The parameter values used in the accident radiological consequence analysis were collected from internationally recognized and widely used literature, such as the International Commission on Radiological Protection reports, federal guidance reports from the Environmental Protection Agency, and Nuclear Regulatory Commission regulatory guides. To analyze the changes in nuclide radioactivity in the reactor core, the uncertainties in power (1 %) and fuel management plan changes (4 %) were considered for the core inventory based on existing nuclide presence data. Meteorological data were provided by a small modular reactor designer. Uncertainties caused by human factors usually result from the user's inexperience in model and calculation processes, inaccurate division of time nodes, and calculation input data errors. These uncertainties were controlled for through independent recalculation conducted by different professionals.
Conclusion
The flexibility of the SMR design not only offers advanced nuclear technology for the production of electricity but also generates heat and clean water to meet the biggest human needs globally. Countries around the world are researching and developing SMRs, and NuScale received the first SMR design approval from the U.S. NRC in 2020. Similarly, China is currently engaged in designing and researching a series of SMRs, such as the ACP100, CAP200, DHR400, and ACPR50S. Based on the design characteristics of an SMR in China, a whole-core fuel cladding damage accident was studied, and models of the accident source term and radiological consequences were established to analyze the radiation dose at the site boundary. The results can be summarized as such:
(1) The radioactivity released into the environment 30 days after the accident reached 1014 Bq, of which 133Xe released the largest amount, thus making it a nuclide of particular concern.

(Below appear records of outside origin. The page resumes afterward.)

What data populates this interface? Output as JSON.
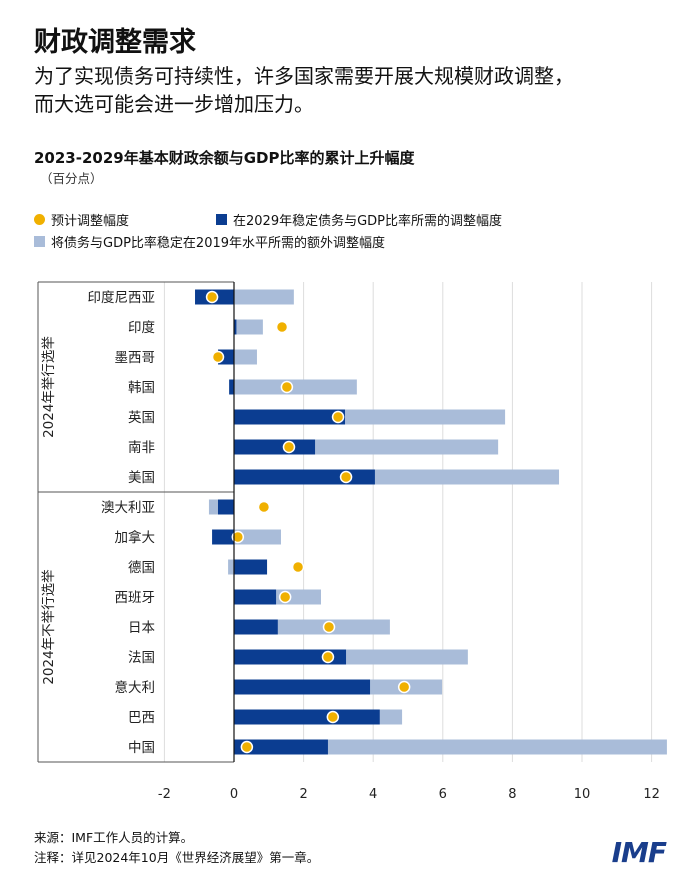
{
  "title": "财政调整需求",
  "subtitle": [
    "为了实现债务可持续性，许多国家需要开展大规模财政调整，",
    "而大选可能会进一步增加压力。"
  ],
  "source": "来源：IMF工作人员的计算。",
  "note": "注释：详见2024年10月《世界经济展望》第一章。",
  "logo": "IMF",
  "chart_data": {
    "type": "bar",
    "orientation": "horizontal",
    "stacked": true,
    "title": "2023-2029年基本财政余额与GDP比率的累计上升幅度",
    "unit": "（百分点）",
    "xlim": [
      -2,
      12.5
    ],
    "xticks": [
      "-2",
      "0",
      "2",
      "4",
      "6",
      "8",
      "10",
      "12"
    ],
    "grid": true,
    "legend_position": "top",
    "colors": {
      "projected": "#f0b000",
      "stabilize": "#0b3d91",
      "additional": "#a9bcd9"
    },
    "groups": [
      {
        "label": "2024年举行选举",
        "count": 7
      },
      {
        "label": "2024年不举行选举",
        "count": 9
      }
    ],
    "categories": [
      "印度尼西亚",
      "印度",
      "墨西哥",
      "韩国",
      "英国",
      "南非",
      "美国",
      "澳大利亚",
      "加拿大",
      "德国",
      "西班牙",
      "日本",
      "法国",
      "意大利",
      "巴西",
      "中国"
    ],
    "series": [
      {
        "name": "预计调整幅度",
        "kind": "dot",
        "values": [
          -0.63,
          1.38,
          -0.46,
          1.52,
          2.99,
          1.58,
          3.22,
          0.86,
          0.11,
          1.84,
          1.47,
          2.73,
          2.7,
          4.89,
          2.84,
          0.37
        ]
      },
      {
        "name": "在2029年稳定债务与GDP比率所需的调整幅度",
        "kind": "bar",
        "values": [
          -1.12,
          0.07,
          -0.46,
          -0.14,
          3.19,
          2.33,
          4.05,
          -0.46,
          -0.63,
          0.95,
          1.21,
          1.26,
          3.22,
          3.91,
          4.19,
          2.7
        ]
      },
      {
        "name": "将债务与GDP比率稳定在2019年水平所需的额外调整幅度",
        "kind": "bar",
        "values": [
          1.72,
          0.76,
          0.66,
          3.53,
          4.6,
          5.26,
          5.29,
          -0.26,
          1.35,
          -0.17,
          1.29,
          3.22,
          3.5,
          2.07,
          0.64,
          9.74
        ]
      }
    ]
  }
}
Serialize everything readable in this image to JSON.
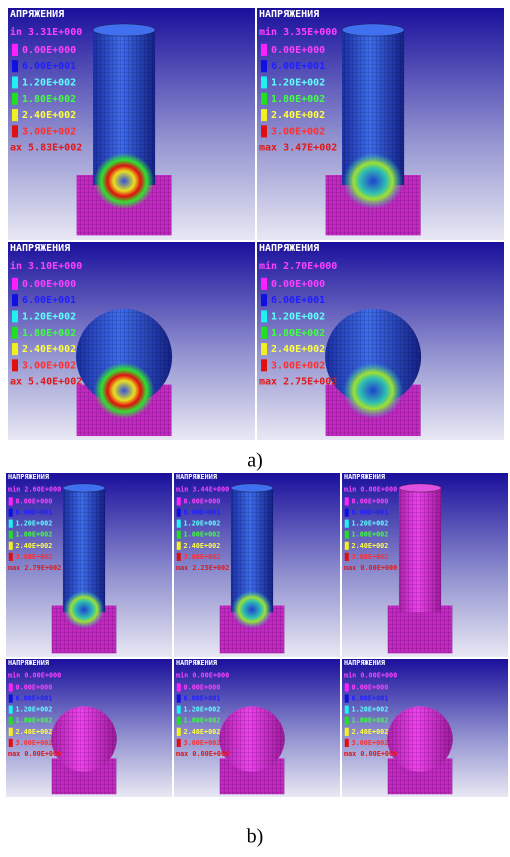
{
  "figure_a": {
    "caption": "a)",
    "panels": [
      {
        "title": "АПРЯЖЕНИЯ",
        "min": "in 3.31E+000",
        "legend": [
          "0.00E+000",
          "6.00E+001",
          "1.20E+002",
          "1.80E+002",
          "2.40E+002",
          "3.00E+002"
        ],
        "max": "ax 5.83E+002"
      },
      {
        "title": "НАПРЯЖЕНИЯ",
        "min": "min 3.35E+000",
        "legend": [
          "0.00E+000",
          "6.00E+001",
          "1.20E+002",
          "1.80E+002",
          "2.40E+002",
          "3.00E+002"
        ],
        "max": "max 3.47E+002"
      },
      {
        "title": "НАПРЯЖЕНИЯ",
        "min": "in 3.10E+000",
        "legend": [
          "0.00E+000",
          "6.00E+001",
          "1.20E+002",
          "1.80E+002",
          "2.40E+002",
          "3.00E+002"
        ],
        "max": "ax 5.40E+002"
      },
      {
        "title": "НАПРЯЖЕНИЯ",
        "min": "min 2.70E+000",
        "legend": [
          "0.00E+000",
          "6.00E+001",
          "1.20E+002",
          "1.80E+002",
          "2.40E+002",
          "3.00E+002"
        ],
        "max": "max 2.75E+002"
      }
    ]
  },
  "figure_b": {
    "caption": "b)",
    "panels": [
      {
        "title": "НАПРЯЖЕНИЯ",
        "min": "min 2.60E+000",
        "legend": [
          "0.00E+000",
          "6.00E+001",
          "1.20E+002",
          "1.80E+002",
          "2.40E+002",
          "3.00E+002"
        ],
        "max": "max 2.79E+002"
      },
      {
        "title": "НАПРЯЖЕНИЯ",
        "min": "min 3.44E+000",
        "legend": [
          "0.00E+000",
          "6.00E+001",
          "1.20E+002",
          "1.80E+002",
          "2.40E+002",
          "3.00E+002"
        ],
        "max": "max 2.25E+002"
      },
      {
        "title": "НАПРЯЖЕНИЯ",
        "min": "min 0.00E+000",
        "legend": [
          "0.00E+000",
          "6.00E+001",
          "1.20E+002",
          "1.80E+002",
          "2.40E+002",
          "3.00E+002"
        ],
        "max": "max 0.00E+000"
      },
      {
        "title": "НАПРЯЖЕНИЯ",
        "min": "min 0.00E+000",
        "legend": [
          "0.00E+000",
          "6.00E+001",
          "1.20E+002",
          "1.80E+002",
          "2.40E+002",
          "3.00E+002"
        ],
        "max": "max 0.00E+000"
      },
      {
        "title": "НАПРЯЖЕНИЯ",
        "min": "min 0.00E+000",
        "legend": [
          "0.00E+000",
          "6.00E+001",
          "1.20E+002",
          "1.80E+002",
          "2.40E+002",
          "3.00E+002"
        ],
        "max": "max 0.00E+000"
      },
      {
        "title": "НАПРЯЖЕНИЯ",
        "min": "min 0.00E+000",
        "legend": [
          "0.00E+000",
          "6.00E+001",
          "1.20E+002",
          "1.80E+002",
          "2.40E+002",
          "3.00E+002"
        ],
        "max": "max 0.00E+000"
      }
    ]
  }
}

(2) Affected by the initial radiological activity in the fuel rod, nuclide half-life, and natural removal in the containment, the radioactivity changes in the various nuclides in the environment differed. The radioactivity of 131I (elemental and organic iodine), 85Kr, 131Xem, and 133Xe released into the environment within 30 days after the accident continuously increased, whereas that of other nuclides reached equilibrium.
(3) After the accident, the χ/Q value decreased with time. The 95th-percentile χ/Q values for the overall site were lower than the maximum values of the 99.5th-percentile χ/Q for the 16 downwind directions at 0–2 h and 2–8 h after the accident; in turn, in the later time intervals the 95th-percentile χ/Q values for the overall site were greater than the 99.5th-percentile χ/Q values for the 16 downwind directions.
(4) Both χ/Q and the release of radioactivity into the environment affected the individual total effective dose. Compared to the 99.5th-percentile χ/Q values for the 16 downwind directions, the individual total effective dose calculated using the 95th-percentile χ/Q values for the overall site was higher. Among the 16 downwind directions, east-north-east reflected the highest individual total effective dose. The inhalation dose from internal exposure accounted for the largest proportion of the individual total effective dose.